I’ve known of this “one-man cemetery” most of my life, and just photographed it last June. I initially thought it was perhaps an eccentric member of the Coleman family, who were large landowners in this part of Irwin County in the late 19th century. I had heard from a commenter that Mr. Coleman might have been a slave but I got busy and didn’t follow up. When I was in the area last week, my friend Jackie Fussell Golden confirmed the site’s importance, sharing this information from a family history: Silas Coleman was born a slave in Tennessee on 2 January 1837, died 22 April 1921. He was the beloved slave and house servant of Elisha Coleman. One thing very evident about this black gentleman is that the Coleman, Mann and McDaniel families had very warm feelings of love and affection for him.
The following history of Silas Coleman passed down to Mona McDaniel by her father, T. B. McDaniel, son of Fort Jasper McDaniel and Elmina Mann, and other family members, as well: After the Civil War it appears Coleman was in or had emigrated to Alabama. Since travel was so difficult for blacks during that time, Silas decided to stay and work with Elisha Coleman. When Elisha died, James Mann and Elisha’s daughter Mary lived with her mother. James died soon after 1880 and Silas helped his widow Mary Ann Coleman Mann with the rearing of her five young daughters: Sarah Elmina (McDaniel); Matilda Jane (Hogan); Idella (Luke); Lindsey Columbus (Mann); and Anna Bell (Mann). It is to be noted that their love and respect was such that Silas was allowed to chastise and even spank the girls if necessary.

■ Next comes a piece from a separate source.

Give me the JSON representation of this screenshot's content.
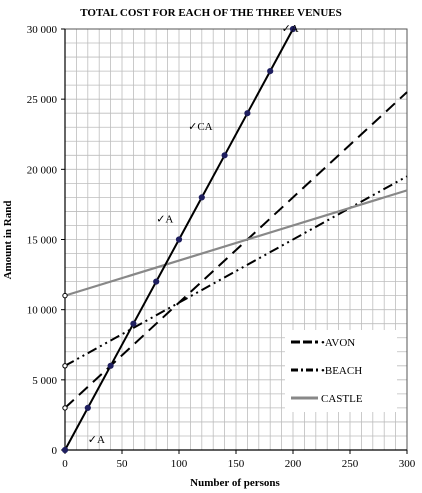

Silas was said to be a very stern man and did not put up with foolishness. He could not read or write but controlled his money by having someone wrap it up in colored cloth by different denominations. Silas seems to have been a very caring and loving individual as he stayed with these families and helped them for over 60 years, from the time of the Civil War until he died in 1921.
Silas did live alone at one time but as he advanced in years, he moved into the house and lived with Morris and Maurine Mann. When he passed away he was “laid out” in their living room and the funeral was in the woods near the house, in the place that he had stated he wished to be. Lola McDaniel Harper, her mother Elmina, and sister Ruby attended his funeral. This love for him is evidenced by the beautiful monument erected and placed on his grave by Vianna Mann Fletcher.
Data provided by Mona McDaniel Temples and Joy Wilson McDaniel (Joy Wilson McDaniel is also the author of Irwinville Farms Project: The Making of a Community).